F.N.H. : Les enquêtes de structure sont pri­mordiales pour les besoins en informations statistiques. Le HCP a annoncé récemment le lancement de la grande enquête nationale de structure auprès des entreprises, la première depuis 2007. Ne faudrait-il pas en accélérer la fréquence comme c’est le cas dans plusieurs pays ? Est-ce une question de moyens ?

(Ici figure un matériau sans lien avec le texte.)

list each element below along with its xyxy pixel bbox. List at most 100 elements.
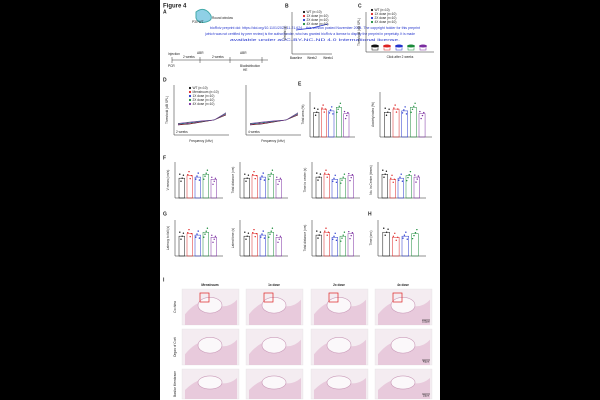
dot [383,227,385,229]
bar [397,177,404,199]
bar [347,233,354,257]
dot [245,238,247,240]
dot [206,169,209,171]
legend-swatch [370,8,374,12]
legend-swatch [302,22,306,26]
dot [415,181,417,183]
dot [408,173,410,176]
y-axis-label: Threshold (dB SPL) [165,96,169,124]
dot [398,179,400,181]
dot [182,232,185,234]
label: Frequency (kHz) [261,139,285,143]
dot [261,233,263,235]
dot [254,177,256,180]
label: 2 weeks [212,55,224,59]
dot [214,177,217,179]
label: Biodistribution [240,64,260,68]
dot [214,235,217,237]
dot [262,172,264,174]
bar [405,175,412,199]
tissue-lumen [390,336,416,354]
dot [324,230,326,232]
dot [338,105,340,108]
bar [343,113,350,138]
dot-cluster [383,44,391,48]
dot [416,178,418,180]
dot [189,235,191,238]
tissue-lumen [197,375,223,390]
panel-letter: E [298,81,302,87]
panel-letter: F [163,155,166,161]
y-axis-label: Time (sec) [369,231,373,246]
y-axis-label: Latent time (s) [231,228,235,248]
dot [403,234,406,236]
dot [253,228,255,231]
dot [390,177,392,179]
dot [188,170,190,173]
axis [291,12,332,55]
bar [194,234,201,257]
dot [340,240,342,242]
dot [393,107,395,109]
bar [339,177,346,199]
dot [343,231,346,233]
legend-swatch [188,98,192,102]
dot [385,170,388,172]
bar [410,107,417,138]
bar [418,113,426,138]
bar [336,107,342,138]
label: Injection [168,52,180,56]
dot [339,102,342,105]
dot [401,112,404,114]
dot [324,172,326,174]
dot [324,108,327,110]
label: Week2 [307,56,317,60]
legend-swatch [188,86,192,90]
label: 4X dose (n=10) [307,22,329,26]
dot [268,178,270,180]
row-label: Cochlea [173,301,177,313]
dot [405,231,407,233]
dot [391,174,393,176]
dot [411,108,414,111]
dot [255,174,258,177]
dot [341,179,343,181]
bar [202,231,209,257]
dot [278,180,280,182]
scale-bar-label: 10μm [423,395,429,398]
dot [327,173,330,175]
dot [409,170,412,173]
dot-cluster [419,44,427,48]
label: Frequency (kHz) [189,139,213,143]
dot [414,102,416,105]
dot [343,110,346,113]
dot [342,234,344,236]
dot [388,108,390,110]
dot [325,227,327,229]
label: 1X dose (n=10) [307,14,329,18]
bar [339,235,346,257]
label: 4 weeks [248,130,260,134]
label: WT (n=10) [307,10,322,14]
dot [402,237,404,239]
legend-swatch [302,10,306,14]
label: 2 weeks [183,55,195,59]
dot [393,178,396,180]
dot [205,172,207,174]
dot [197,172,199,174]
dot [179,173,181,175]
dot [204,233,206,235]
zoom-box [263,292,274,303]
dot [384,234,386,236]
dot [247,174,250,176]
dot [395,239,397,241]
preprint-notice: (which was not certified by peer review)… [205,32,415,36]
zoom-box [199,292,210,303]
dot [247,232,250,234]
dot [395,111,398,113]
dot [316,172,318,174]
dot [271,227,274,229]
dot [212,183,214,185]
dot [336,111,338,114]
dot [270,172,272,174]
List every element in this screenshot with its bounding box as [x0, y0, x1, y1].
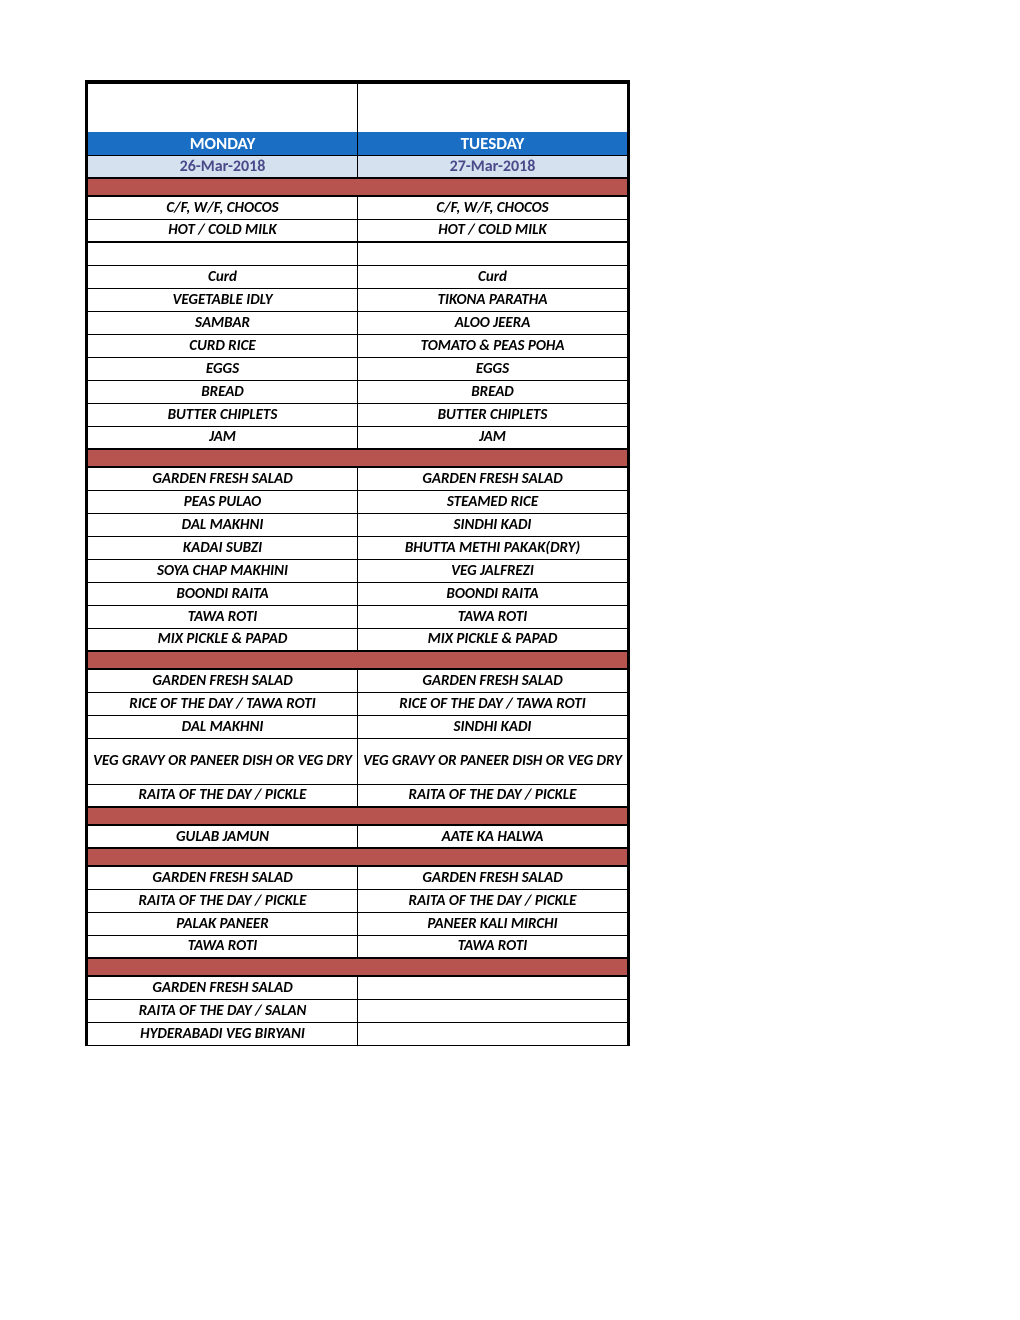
menu-cell: RAITA OF THE DAY / PICKLE [88, 784, 358, 807]
menu-cell: PALAK PANEER [88, 912, 358, 935]
menu-cell: GARDEN FRESH SALAD [88, 467, 358, 490]
menu-cell: EGGS [88, 357, 358, 380]
menu-cell: Curd [358, 265, 628, 288]
menu-cell: TAWA ROTI [88, 935, 358, 958]
menu-cell: BUTTER CHIPLETS [358, 403, 628, 426]
menu-cell: CURD RICE [88, 334, 358, 357]
top-padding [88, 84, 358, 132]
menu-cell: BOONDI RAITA [358, 582, 628, 605]
menu-cell: GARDEN FRESH SALAD [88, 976, 358, 999]
menu-cell: SINDHI KADI [358, 513, 628, 536]
menu-cell: C/F, W/F, CHOCOS [88, 196, 358, 219]
menu-cell: GARDEN FRESH SALAD [88, 669, 358, 692]
menu-cell: VEG GRAVY OR PANEER DISH OR VEG DRY [358, 738, 628, 784]
menu-cell: DAL MAKHNI [88, 513, 358, 536]
section-separator [88, 958, 627, 976]
menu-cell [358, 242, 628, 265]
menu-cell: PANEER KALI MIRCHI [358, 912, 628, 935]
menu-cell: RICE OF THE DAY / TAWA ROTI [358, 692, 628, 715]
menu-cell: RAITA OF THE DAY / PICKLE [358, 784, 628, 807]
menu-cell [88, 242, 358, 265]
day-header: TUESDAY [358, 132, 628, 156]
menu-cell [358, 1022, 628, 1045]
menu-cell: RAITA OF THE DAY / PICKLE [88, 889, 358, 912]
menu-cell: RAITA OF THE DAY / PICKLE [358, 889, 628, 912]
menu-cell: SINDHI KADI [358, 715, 628, 738]
menu-cell: STEAMED RICE [358, 490, 628, 513]
menu-cell: Curd [88, 265, 358, 288]
menu-cell: KADAI SUBZI [88, 536, 358, 559]
menu-cell: GARDEN FRESH SALAD [358, 467, 628, 490]
menu-cell: ALOO JEERA [358, 311, 628, 334]
section-separator [88, 848, 627, 866]
menu-cell: GARDEN FRESH SALAD [358, 669, 628, 692]
menu-cell: TAWA ROTI [358, 935, 628, 958]
menu-cell: EGGS [358, 357, 628, 380]
section-separator [88, 651, 627, 669]
menu-cell: TIKONA PARATHA [358, 288, 628, 311]
menu-cell [358, 999, 628, 1022]
menu-cell: BREAD [358, 380, 628, 403]
menu-cell: VEG GRAVY OR PANEER DISH OR VEG DRY [88, 738, 358, 784]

A. L. A. : La renommée que le Système National de Statistique a acquise au plan international, grâce à la qualité des performances du HCP et son rôle dans les organismes internationaux et régionaux compétents dans ce domaine, impose à notre pays une incontour­nable obligation, celle de se conformer aux normes en vigueur dans ces organismes et passer à un chan­gement de l’année de base tous les cinq ans. Cela devrait se faire à partir de 2020, après le passage, dès 2018, à la base 2014. C’est vous dire la place centrale de l’Enquête Nationale sur les Structures Economiques 2015 et de la nécessaire régularité de son actualisation tous les 5 ans. Bien sûr, il y a une question de moyens et c’est pour cela que les crédits budgétaires consacrés au HCP devraient avoir un caractère pluriannuel. C’est là, faut-il le rappeler, l’une des Hautes Instructions de Sa Majesté, dans le Message aux statisticiens dont je vous ai parlé.